Once I got married, a toaster was pretty much inevitable. No, we didn’t get one for a wedding present (not having done a bridal registry, which tradition I consider stupid and pointless), but went out and dutifully bought one. It was kind of a piece of crap, a Cuisinart or something (and everyone knows they only make food processors so they’d just slapped their rapidly declining brand on some generic thing). It died young. We got another, probably the same thing, and the only good thing about it was its mirror-like chrome finish, which could lead to the best kind of clowning around, which I managed to get a photo of.


That toaster also died—the sides actually came away from the base, it having been made no better than a Happy Meal box, following which we got yet another toaster which was fricking blue. Who ever heard of a blue toaster? I was starting to get fed up with my participation in this disgusting consumer culture where a never-ending series of poorly made products cycled through my home briefly on their way to a landfill, none of them costing much individually but giving me the vague feeling that if I ever realized how much I’d spent on them over time, I’d be pretty pissed.
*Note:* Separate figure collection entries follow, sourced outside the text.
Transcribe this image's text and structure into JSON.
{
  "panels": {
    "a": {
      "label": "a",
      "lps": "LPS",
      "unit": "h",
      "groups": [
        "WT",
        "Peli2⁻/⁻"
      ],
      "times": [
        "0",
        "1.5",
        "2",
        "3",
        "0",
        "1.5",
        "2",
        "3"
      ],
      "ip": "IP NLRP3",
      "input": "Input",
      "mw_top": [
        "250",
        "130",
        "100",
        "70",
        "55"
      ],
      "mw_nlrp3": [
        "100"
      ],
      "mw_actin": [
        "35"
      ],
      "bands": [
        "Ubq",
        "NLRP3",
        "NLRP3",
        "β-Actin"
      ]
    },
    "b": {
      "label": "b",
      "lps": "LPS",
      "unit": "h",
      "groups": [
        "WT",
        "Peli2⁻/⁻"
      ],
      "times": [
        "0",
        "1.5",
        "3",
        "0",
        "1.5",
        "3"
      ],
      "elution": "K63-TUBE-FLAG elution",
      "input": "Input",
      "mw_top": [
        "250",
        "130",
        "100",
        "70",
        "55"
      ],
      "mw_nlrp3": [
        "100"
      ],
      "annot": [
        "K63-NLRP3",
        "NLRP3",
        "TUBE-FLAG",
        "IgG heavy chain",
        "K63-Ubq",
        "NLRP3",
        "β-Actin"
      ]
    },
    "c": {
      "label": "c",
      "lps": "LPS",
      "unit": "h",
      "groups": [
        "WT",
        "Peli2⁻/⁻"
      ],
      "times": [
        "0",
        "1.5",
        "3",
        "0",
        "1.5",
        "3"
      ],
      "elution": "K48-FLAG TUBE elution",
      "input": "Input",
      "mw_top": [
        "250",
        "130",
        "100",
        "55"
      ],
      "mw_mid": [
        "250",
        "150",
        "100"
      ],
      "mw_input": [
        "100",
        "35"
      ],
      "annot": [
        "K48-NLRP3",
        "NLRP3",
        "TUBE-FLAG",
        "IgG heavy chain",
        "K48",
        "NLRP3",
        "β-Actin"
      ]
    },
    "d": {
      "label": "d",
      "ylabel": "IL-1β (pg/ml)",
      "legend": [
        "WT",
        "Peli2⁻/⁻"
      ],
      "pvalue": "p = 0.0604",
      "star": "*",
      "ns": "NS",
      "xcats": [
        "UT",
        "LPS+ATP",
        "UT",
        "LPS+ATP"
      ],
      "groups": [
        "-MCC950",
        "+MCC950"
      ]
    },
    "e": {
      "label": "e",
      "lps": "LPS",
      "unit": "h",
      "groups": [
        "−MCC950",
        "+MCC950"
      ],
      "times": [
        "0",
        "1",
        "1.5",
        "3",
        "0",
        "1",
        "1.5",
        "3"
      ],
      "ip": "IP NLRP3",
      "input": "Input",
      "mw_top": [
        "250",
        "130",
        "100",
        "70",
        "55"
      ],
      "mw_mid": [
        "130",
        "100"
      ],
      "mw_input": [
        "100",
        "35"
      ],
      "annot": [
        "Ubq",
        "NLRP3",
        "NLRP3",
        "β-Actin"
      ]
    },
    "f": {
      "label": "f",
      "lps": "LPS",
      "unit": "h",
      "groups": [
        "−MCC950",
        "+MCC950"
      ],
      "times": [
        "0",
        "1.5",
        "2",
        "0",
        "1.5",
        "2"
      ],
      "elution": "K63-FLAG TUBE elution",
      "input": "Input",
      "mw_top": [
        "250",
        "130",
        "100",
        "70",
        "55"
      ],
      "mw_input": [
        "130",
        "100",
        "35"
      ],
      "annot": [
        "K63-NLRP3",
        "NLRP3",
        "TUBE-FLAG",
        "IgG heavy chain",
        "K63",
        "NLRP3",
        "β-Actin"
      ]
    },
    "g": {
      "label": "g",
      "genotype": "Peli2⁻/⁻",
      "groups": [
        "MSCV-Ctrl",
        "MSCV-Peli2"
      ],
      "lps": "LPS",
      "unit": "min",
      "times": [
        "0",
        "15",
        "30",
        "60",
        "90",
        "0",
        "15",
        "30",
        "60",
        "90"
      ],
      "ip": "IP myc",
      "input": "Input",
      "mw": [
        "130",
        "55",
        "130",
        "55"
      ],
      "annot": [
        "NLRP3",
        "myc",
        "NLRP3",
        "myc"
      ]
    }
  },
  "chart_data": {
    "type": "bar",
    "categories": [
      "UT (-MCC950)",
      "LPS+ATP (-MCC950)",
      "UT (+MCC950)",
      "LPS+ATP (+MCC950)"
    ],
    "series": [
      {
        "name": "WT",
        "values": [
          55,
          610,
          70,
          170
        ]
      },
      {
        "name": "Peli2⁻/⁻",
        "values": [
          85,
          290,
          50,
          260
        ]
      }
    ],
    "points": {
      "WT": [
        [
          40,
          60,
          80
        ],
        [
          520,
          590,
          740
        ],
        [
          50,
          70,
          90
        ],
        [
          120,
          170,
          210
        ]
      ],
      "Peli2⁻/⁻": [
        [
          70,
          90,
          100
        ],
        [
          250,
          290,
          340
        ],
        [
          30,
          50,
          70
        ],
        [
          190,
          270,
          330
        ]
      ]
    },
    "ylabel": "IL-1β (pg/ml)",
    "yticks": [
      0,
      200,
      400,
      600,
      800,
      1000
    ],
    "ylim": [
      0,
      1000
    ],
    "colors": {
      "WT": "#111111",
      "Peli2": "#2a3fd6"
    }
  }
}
The days of my mom’s Sunbeam, which lasted like 45 years (and would probably still be going strong if it hadn’t burned up), are long gone. 

I don’t even know what happened to the blue toaster but one day, not so long ago, I was out for a walk with my wife and we came across this little number, which had been put out in someone’s driveway with a “FREE” sign:


I guess “little number” doesn’t really apply because it’s a pretty giant toaster. No more waiting around when two of us want toast at the same time. Plus, when you toast simultaneously instead of serially, you avoid the cycle of pale-and-then-burnt toast I described earlier. Best of all, the slots are long enough to toast a giant slice of San Luis Sourdough in one go, instead of dropping it in vertically, toasting one half, and then flipping it. I’ve come to love big sandwiches on sourdough, mainly because non-whole-grain bread is so notoriously bad for you with its sky-high glycemic index. When my dad was visiting many years ago and I made French toast, which I always make with slices of day-old Acme sweet or sour bâtard, he requested whole grain bread. What’s next? Whole grain croissants? Decaf? Near beer? Don’t get me wrong, there’s nothing wrong with a nice veggie sandwich on whole grain bread, but look at this bad boy:


But I mainly just love that this Oster toaster lasted long enough for somebody to get tired of it … that bodes well. After all, my mom’s most prized kitchen possession, a waffle iron that looked like it was made of sterling silver, she’d gotten at a garage sale. It made the hands-down best waffles I have ever had. It was so old it had a woven cloth cord, and lasted something like fifty years before it started catching fire. Actually, even after that my brother’s family continued to use it anyway for a year or two before, sigh, giving it up. Maybe a second-hand kitchen appliance is a good omen. And even if this Oster doesn’t give me years of decadent use, hey … don’t cost nothin’.